What voting patterns apply in Saudi board decisions and what are a member's individual voting rights?

Five voting patterns apply depending on the decision type. Simple majority of half plus one of votes cast is the most common and applies to regular decisions. Reinforced majority of two-thirds or three-quarters is used for major strategic decisions, articles of association changes, mergers and acquisitions, and decisions specified in the company's articles. Consensus requiring all members to agree delivers the strongest executive force and collective commitment but is difficult to achieve in complex matters and risks becoming passive compliance rather than genuine agreement. Secret voting is rare in boards and reserved for exceptional cases such as electing the chairman or decisions about specific individuals. Open voting is the default in boards, providing transparency, accountability, and clear documentation of each member's position. Each member holds three individual rights regardless of voting pattern. The right to abstain which counts neither as approval nor rejection and provides partial protection from implementation responsibility. The right to dissent which is recorded in the minutes with the dissenting member's name and protects them from liability for the decision's consequences while not preventing implementation. The right to request detailed objection recording where the member's reasons, alternative proposals, and implementation concerns are formally entered in the minutes — this is the most important legal protection available to a dissenting member.

What are resolutions by circulation in Saudi Arabia and when should they be used?

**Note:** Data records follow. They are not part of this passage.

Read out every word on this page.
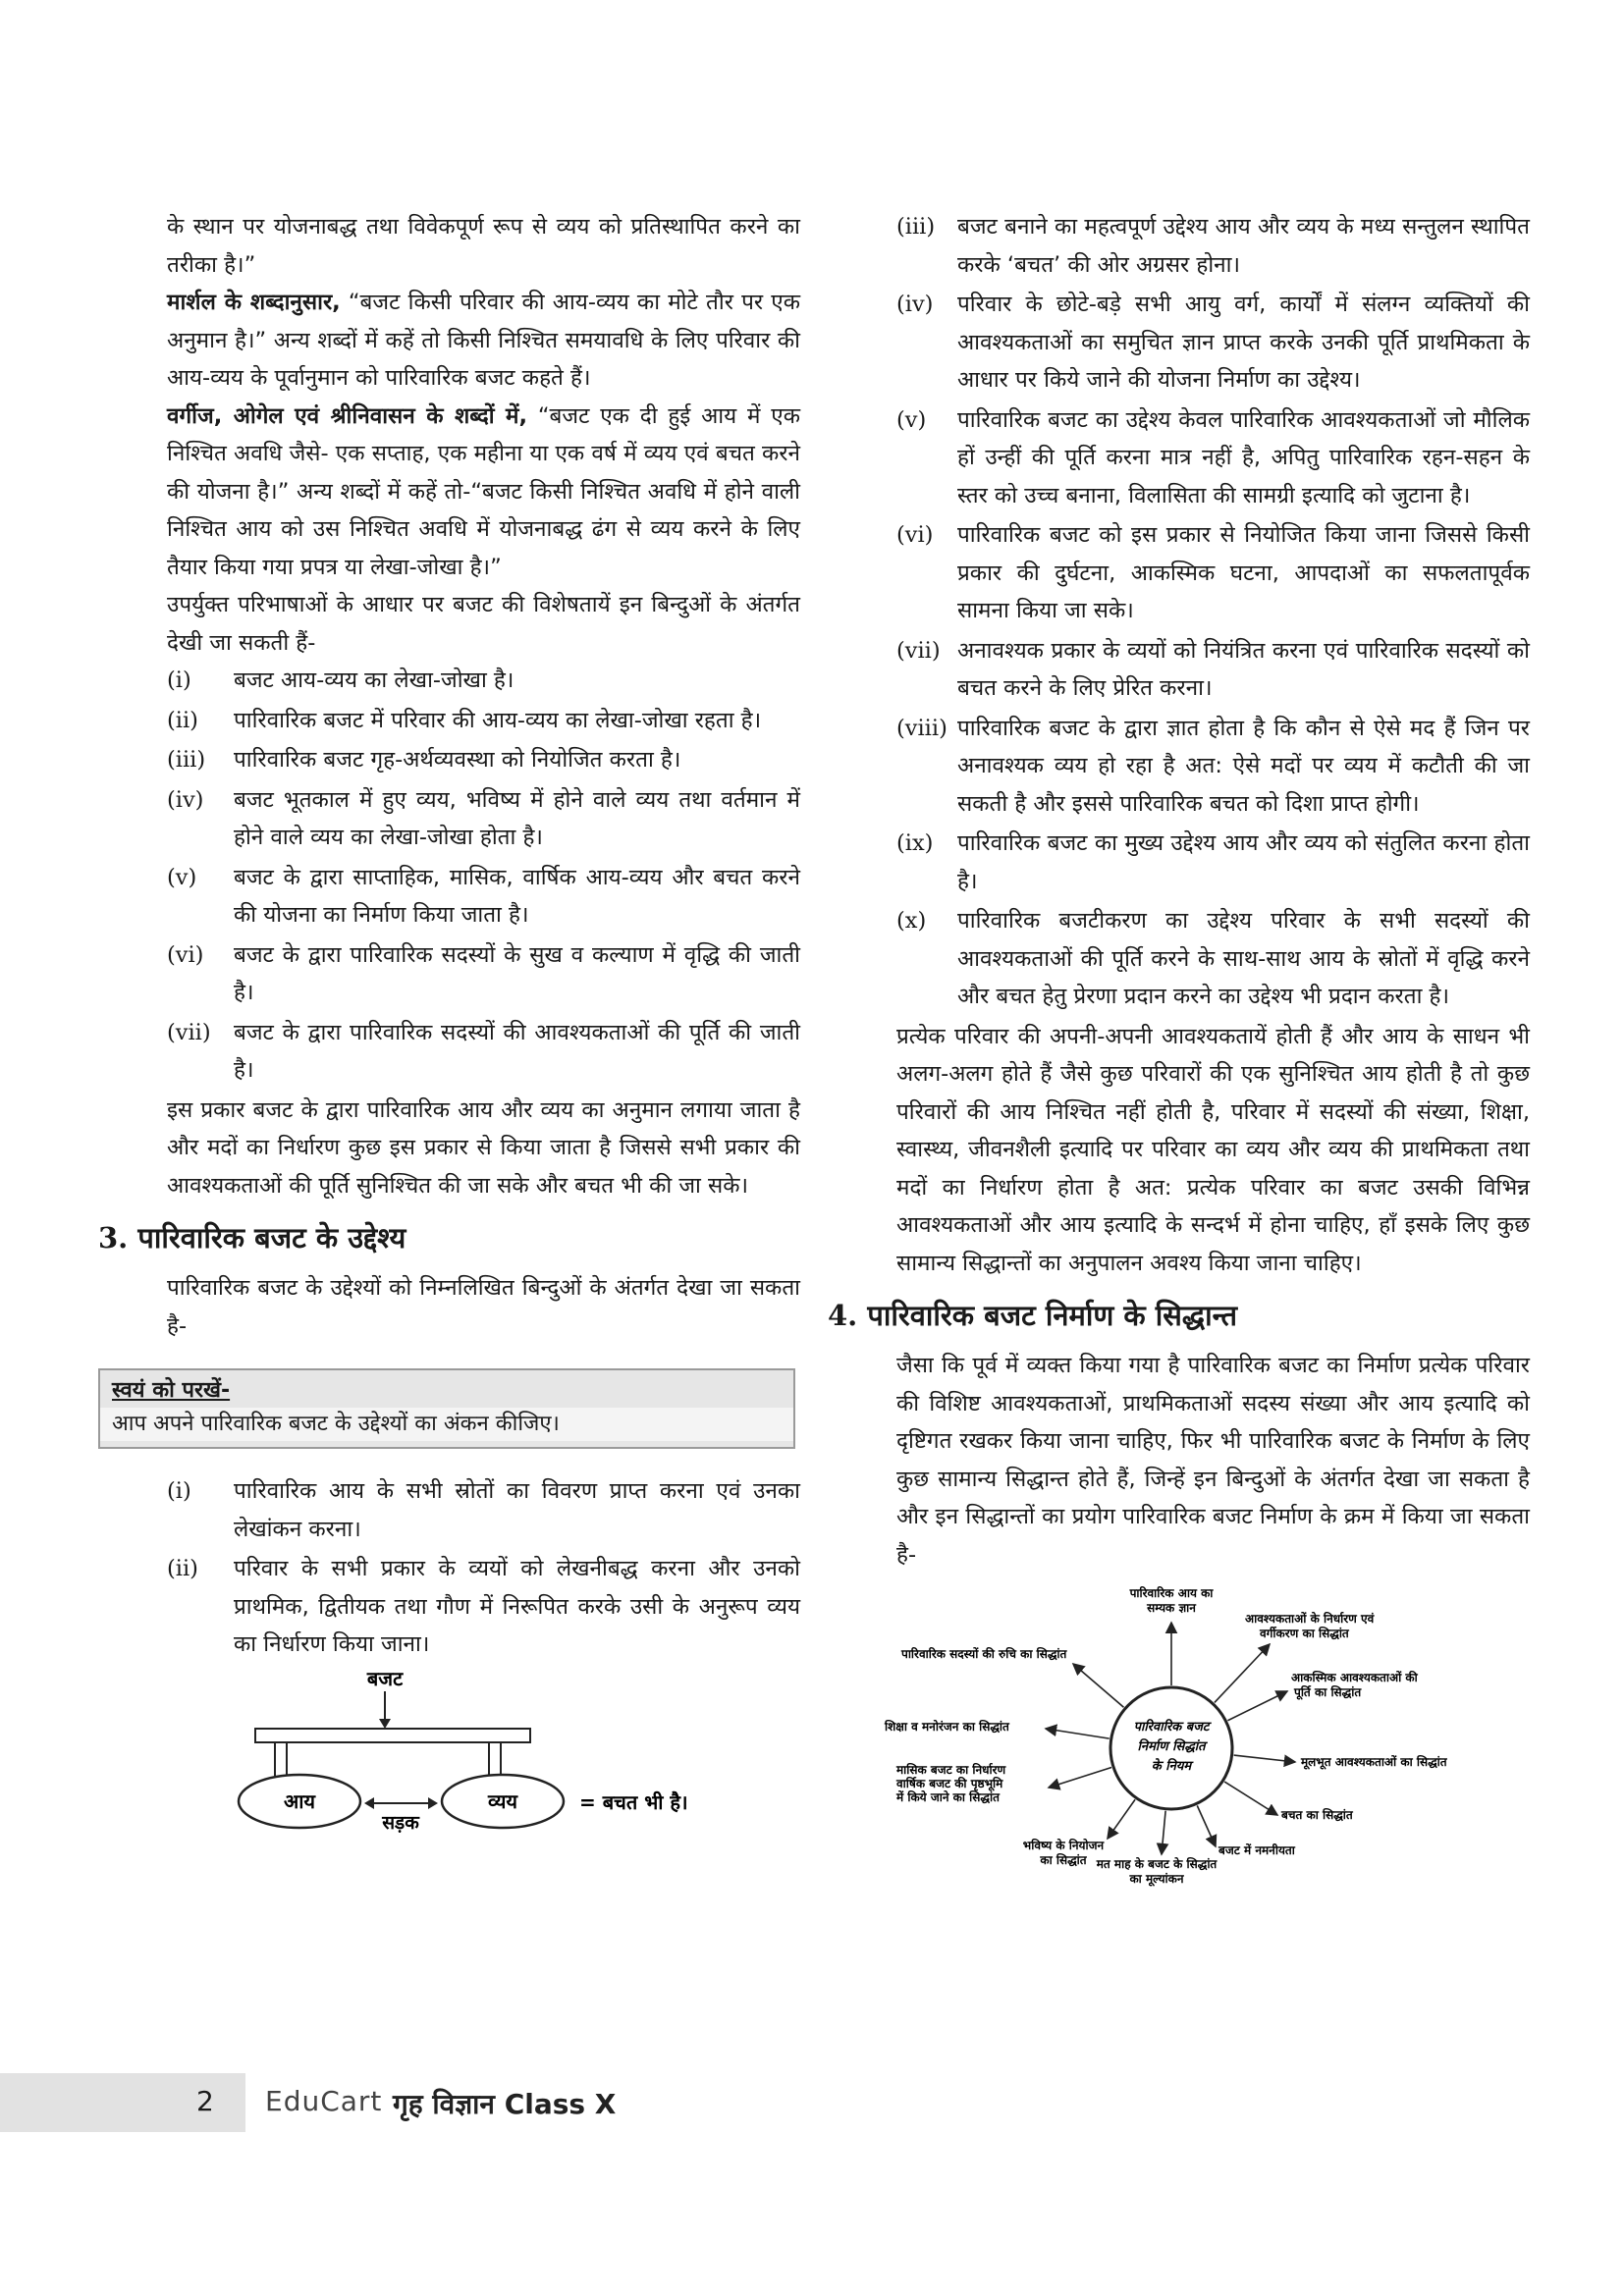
के स्थान पर योजनाबद्ध तथा विवेकपूर्ण रूप से व्यय को प्रतिस्थापित करने का तरीका है।”

मार्शल के शब्दानुसार, “बजट किसी परिवार की आय-व्यय का मोटे तौर पर एक अनुमान है।” अन्य शब्दों में कहें तो किसी निश्चित समयावधि के लिए परिवार की आय-व्यय के पूर्वानुमान को पारिवारिक बजट कहते हैं।

वर्गीज, ओगेल एवं श्रीनिवासन के शब्दों में, “बजट एक दी हुई आय में एक निश्चित अवधि जैसे- एक सप्ताह, एक महीना या एक वर्ष में व्यय एवं बचत करने की योजना है।” अन्य शब्दों में कहें तो-“बजट किसी निश्चित अवधि में होने वाली निश्चित आय को उस निश्चित अवधि में योजनाबद्ध ढंग से व्यय करने के लिए तैयार किया गया प्रपत्र या लेखा-जोखा है।”

उपर्युक्त परिभाषाओं के आधार पर बजट की विशेषतायें इन बिन्दुओं के अंतर्गत देखी जा सकती हैं-

(i)	बजट आय-व्यय का लेखा-जोखा है।
(ii)	पारिवारिक बजट में परिवार की आय-व्यय का लेखा-जोखा रहता है।
(iii)	पारिवारिक बजट गृह-अर्थव्यवस्था को नियोजित करता है।
(iv)	बजट भूतकाल में हुए व्यय, भविष्य में होने वाले व्यय तथा वर्तमान में होने वाले व्यय का लेखा-जोखा होता है।
(v)	बजट के द्वारा साप्ताहिक, मासिक, वार्षिक आय-व्यय और बचत करने की योजना का निर्माण किया जाता है।
(vi)	बजट के द्वारा पारिवारिक सदस्यों के सुख व कल्याण में वृद्धि की जाती है।
(vii)	बजट के द्वारा पारिवारिक सदस्यों की आवश्यकताओं की पूर्ति की जाती है।

इस प्रकार बजट के द्वारा पारिवारिक आय और व्यय का अनुमान लगाया जाता है और मदों का निर्धारण कुछ इस प्रकार से किया जाता है जिससे सभी प्रकार की आवश्यकताओं की पूर्ति सुनिश्चित की जा सके और बचत भी की जा सके।

3. पारिवारिक बजट के उद्देश्य

पारिवारिक बजट के उद्देश्यों को निम्नलिखित बिन्दुओं के अंतर्गत देखा जा सकता है-

स्वयं को परखें-
आप अपने पारिवारिक बजट के उद्देश्यों का अंकन कीजिए।
(i)	पारिवारिक आय के सभी स्रोतों का विवरण प्राप्त करना एवं उनका लेखांकन करना।
(ii)	परिवार के सभी प्रकार के व्ययों को लेखनीबद्ध करना और उनको प्राथमिक, द्वितीयक तथा गौण में निरूपित करके उसी के अनुरूप व्यय का निर्धारण किया जाना।
बजट
आय	व्यय
सड़क
= बचत भी है।
(iii)	बजट बनाने का महत्वपूर्ण उद्देश्य आय और व्यय के मध्य सन्तुलन स्थापित करके ‘बचत’ की ओर अग्रसर होना।
(iv)	परिवार के छोटे-बड़े सभी आयु वर्ग, कार्यों में संलग्न व्यक्तियों की आवश्यकताओं का समुचित ज्ञान प्राप्त करके उनकी पूर्ति प्राथमिकता के आधार पर किये जाने की योजना निर्माण का उद्देश्य।
(v)	पारिवारिक बजट का उद्देश्य केवल पारिवारिक आवश्यकताओं जो मौलिक हों उन्हीं की पूर्ति करना मात्र नहीं है, अपितु पारिवारिक रहन-सहन के स्तर को उच्च बनाना, विलासिता की सामग्री इत्यादि को जुटाना है।
(vi)	पारिवारिक बजट को इस प्रकार से नियोजित किया जाना जिससे किसी प्रकार की दुर्घटना, आकस्मिक घटना, आपदाओं का सफलतापूर्वक सामना किया जा सके।
(vii) अनावश्यक प्रकार के व्ययों को नियंत्रित करना एवं पारिवारिक सदस्यों को बचत करने के लिए प्रेरित करना।
(viii) पारिवारिक बजट के द्वारा ज्ञात होता है कि कौन से ऐसे मद हैं जिन पर अनावश्यक व्यय हो रहा है अत: ऐसे मदों पर व्यय में कटौती की जा सकती है और इससे पारिवारिक बचत को दिशा प्राप्त होगी।
(ix)	पारिवारिक बजट का मुख्य उद्देश्य आय और व्यय को संतुलित करना होता है।
(x)	पारिवारिक बजटीकरण का उद्देश्य परिवार के सभी सदस्यों की आवश्यकताओं की पूर्ति करने के साथ-साथ आय के स्रोतों में वृद्धि करने और बचत हेतु प्रेरणा प्रदान करने का उद्देश्य भी प्रदान करता है।

प्रत्येक परिवार की अपनी-अपनी आवश्यकतायें होती हैं और आय के साधन भी अलग-अलग होते हैं जैसे कुछ परिवारों की एक सुनिश्चित आय होती है तो कुछ परिवारों की आय निश्चित नहीं होती है, परिवार में सदस्यों की संख्या, शिक्षा, स्वास्थ्य, जीवनशैली इत्यादि पर परिवार का व्यय और व्यय की प्राथमिकता तथा मदों का निर्धारण होता है अत: प्रत्येक परिवार का बजट उसकी विभिन्न आवश्यकताओं और आय इत्यादि के सन्दर्भ में होना चाहिए, हाँ इसके लिए कुछ सामान्य सिद्धान्तों का अनुपालन अवश्य किया जाना चाहिए।

4. पारिवारिक बजट निर्माण के सिद्धान्त

जैसा कि पूर्व में व्यक्त किया गया है पारिवारिक बजट का निर्माण प्रत्येक परिवार की विशिष्ट आवश्यकताओं, प्राथमिकताओं सदस्य संख्या और आय इत्यादि को दृष्टिगत रखकर किया जाना चाहिए, फिर भी पारिवारिक बजट के निर्माण के लिए कुछ सामान्य सिद्धान्त होते हैं, जिन्हें इन बिन्दुओं के अंतर्गत देखा जा सकता है और इन सिद्धान्तों का प्रयोग पारिवारिक बजट निर्माण के क्रम में किया जा सकता है-

पारिवारिक बजट
निर्माण सिद्धांत
के नियम
पारिवारिक आय का
सम्यक ज्ञान
आवश्यकताओं के निर्धारण एवं
वर्गीकरण का सिद्धांत
आकस्मिक आवश्यकताओं की
पूर्ति का सिद्धांत
मूलभूत आवश्यकताओं का सिद्धांत
बचत का सिद्धांत
बजट में नमनीयता
मत माह के बजट के सिद्धांत
का मूल्यांकन
भविष्य के नियोजन
का सिद्धांत
मासिक बजट का निर्धारण
वार्षिक बजट की पृष्ठभूमि
में किये जाने का सिद्धांत
शिक्षा व मनोरंजन का सिद्धांत
पारिवारिक सदस्यों की रुचि का सिद्धांत
2 EduCart गृह विज्ञान Class X
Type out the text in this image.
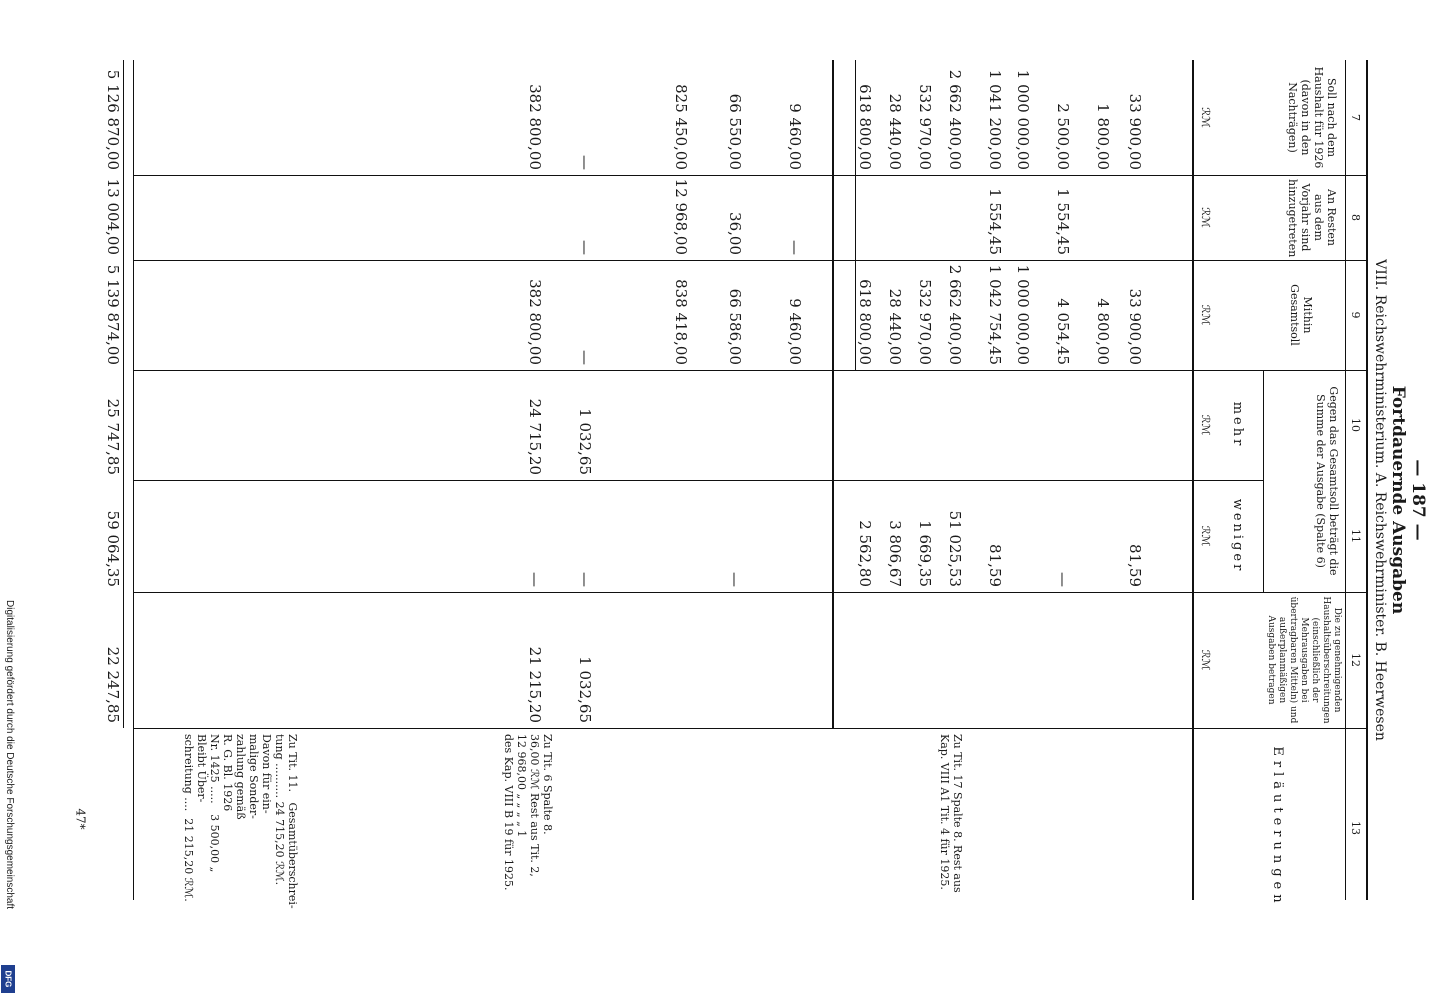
— 187 —
Fortdauernde Ausgaben
VIII. Reichswehrministerium. A. Reichswehrminister. B. Heerwesen
7
8
9
10
11
12
13
Soll nach dem Haushalt für 1926 (davon in den Nachträgen)
An Resten aus dem Vorjahr sind hinzugetreten
Mithin Gesamtsoll
Gegen das Gesamtsoll beträgt die Summe der Ausgabe (Spalte 6)
mehr
weniger
Die zu genehmigenden Haushaltsüberschreitungen (einschließlich der Mehrausgaben bei übertragbaren Mitteln) und außerplanmäßigen Ausgaben betragen
Erläuterungen
ℛℳ
ℛℳ
ℛℳ
ℛℳ
ℛℳ
ℛℳ
33 900,00
33 900,00
81,59
1 800,00
4 800,00
2 500,00
1 554,45
4 054,45
—
1 000 000,00
1 000 000,00
1 041 200,00
1 554,45
1 042 754,45
81,59
2 662 400,00
2 662 400,00
51 025,53
532 970,00
532 970,00
1 669,35
28 440,00
28 440,00
3 806,67
618 800,00
618 800,00
2 562,80
9 460,00
—
9 460,00
66 550,00
36,00
66 586,00
—
825 450,00
12 968,00
838 418,00
—
—
—
1 032,65
—
1 032,65
382 800,00
382 800,00
24 715,20
—
21 215,20
5 126 870,00
13 004,00
5 139 874,00
25 747,85
59 064,35
22 247,85
Zu Tit. 17 Spalte 8. Rest aus
Kap. VIII A1 Tit. 4 für 1925.
Zu Tit. 6 Spalte 8.
36,00 ℛℳ Rest aus Tit. 2,
12 968,00 „ „ „ „ 1
des Kap. VIII B 19 für 1925.
Zu Tit. 11.   Gesamtüberschrei-
tung .......... 24 715,20 ℛℳ.
Davon für ein-
malige Sonder-
zahlung gemäß
R. G. Bl. 1926
Nr. 1425 .....   3 500,00 „
Bleibt Über-
schreitung ....  21 215,20 ℛℳ.
Digitalisierung gefördert durch die Deutsche Forschungsgemeinschaft
DFG
47*
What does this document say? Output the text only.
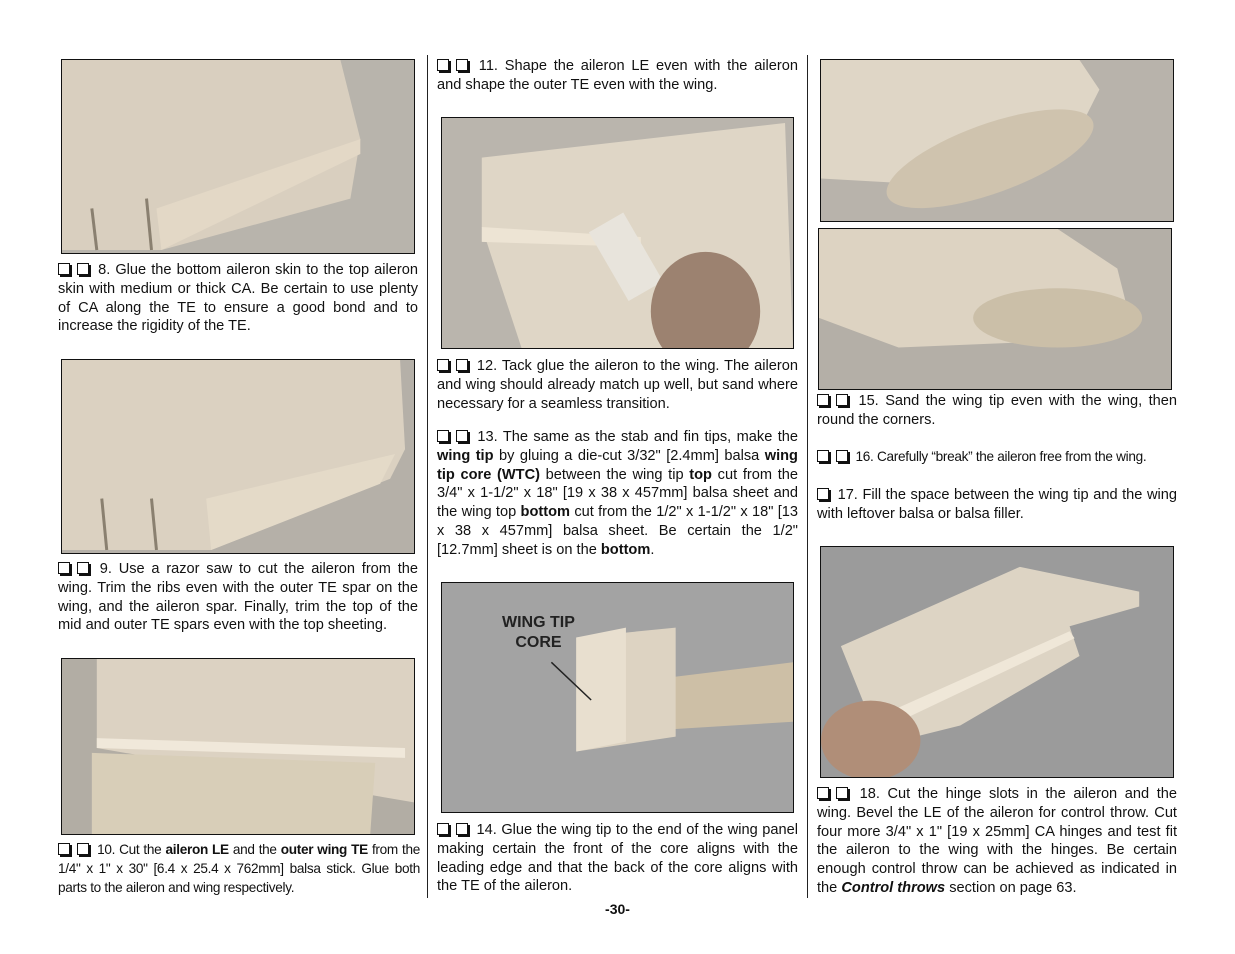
8. Glue the bottom aileron skin to the top aileron skin with medium or thick CA. Be certain to use plenty of CA along the TE to ensure a good bond and to increase the rigidity of the TE.
9. Use a razor saw to cut the aileron from the wing. Trim the ribs even with the outer TE spar on the wing, and the aileron spar. Finally, trim the top of the mid and outer TE spars even with the top sheeting.
10. Cut the aileron LE and the outer wing TE from the 1/4" x 1" x 30" [6.4 x 25.4 x 762mm] balsa stick. Glue both parts to the aileron and wing respectively.
11. Shape the aileron LE even with the aileron and shape the outer TE even with the wing.
12. Tack glue the aileron to the wing. The aileron and wing should already match up well, but sand where necessary for a seamless transition.
13. The same as the stab and fin tips, make the wing tip by gluing a die-cut 3/32" [2.4mm] balsa wing tip core (WTC) between the wing tip top cut from the 3/4" x 1-1/2" x 18" [19 x 38 x 457mm] balsa sheet and the wing top bottom cut from the 1/2" x 1-1/2" x 18" [13 x 38 x 457mm] balsa sheet. Be certain the 1/2" [12.7mm] sheet is on the bottom.
WING TIP
CORE
14. Glue the wing tip to the end of the wing panel making certain the front of the core aligns with the leading edge and that the back of the core aligns with the TE of the aileron.
15. Sand the wing tip even with the wing, then round the corners.
16. Carefully “break” the aileron free from the wing.
17. Fill the space between the wing tip and the wing with leftover balsa or balsa filler.
18. Cut the hinge slots in the aileron and the wing. Bevel the LE of the aileron for control throw. Cut four more 3/4" x 1" [19 x 25mm] CA hinges and test fit the aileron to the wing with the hinges. Be certain enough control throw can be achieved as indicated in the Control throws section on page 63.
-30-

Resolutions by circulation are decisions made without convening an actual meeting by passing a decision document among board members for individual signature. They are permitted in the Saudi system when the articles of association provide for them or do not expressly prohibit them, unanimity of all member signatures is typically required, the resolution is fully documented like any board decision, and it is formally recognized and recorded in the next regular meeting's minutes. Four conditions must be met before using this mechanism: the topic must be clear enough to require no substantive discussion, the matter must be sufficiently urgent to justify not waiting for a scheduled meeting, all members must be able to give informed consent without needing to exchange views, and the decision type must not fall within categories excluded from circulation such as approving financial statements, major acquisitions, appointing the CEO, or issuing shares — all of which require the deliberation, questions, and collective engagement that only a meeting provides. Appropriate uses include approving a previous meeting's minutes, appointing a temporary member to fill a sudden vacancy, or approving a routine contract within existing authorities when urgency is genuine. After collecting signatures the decision must be disclosed to Tadawul if it qualifies as a material decision under CMA definitions.

References and Sources

  • Saudi Companies Law (Royal Decree M/132).
  • Corporate Governance Regulations issued by the Capital Market Authority.
  • Implementing Regulations of the Companies Law for Listed Joint-Stock Companies.
  • OECD Principles of Corporate Governance — Board Decision Making.
  • ICGN Global Governance Principles — Board Practices.
  • Harvard Business Review — Making Strategic Decisions on Boards.
  • Cambridge University Press — Corporate Decision-Making Models.
  • Chartered Governance Institute — Board Resolutions and Decisions.
  • Deloitte — Board Decision Effectiveness.
  • McKinsey — How Boards Can Make Better Decisions.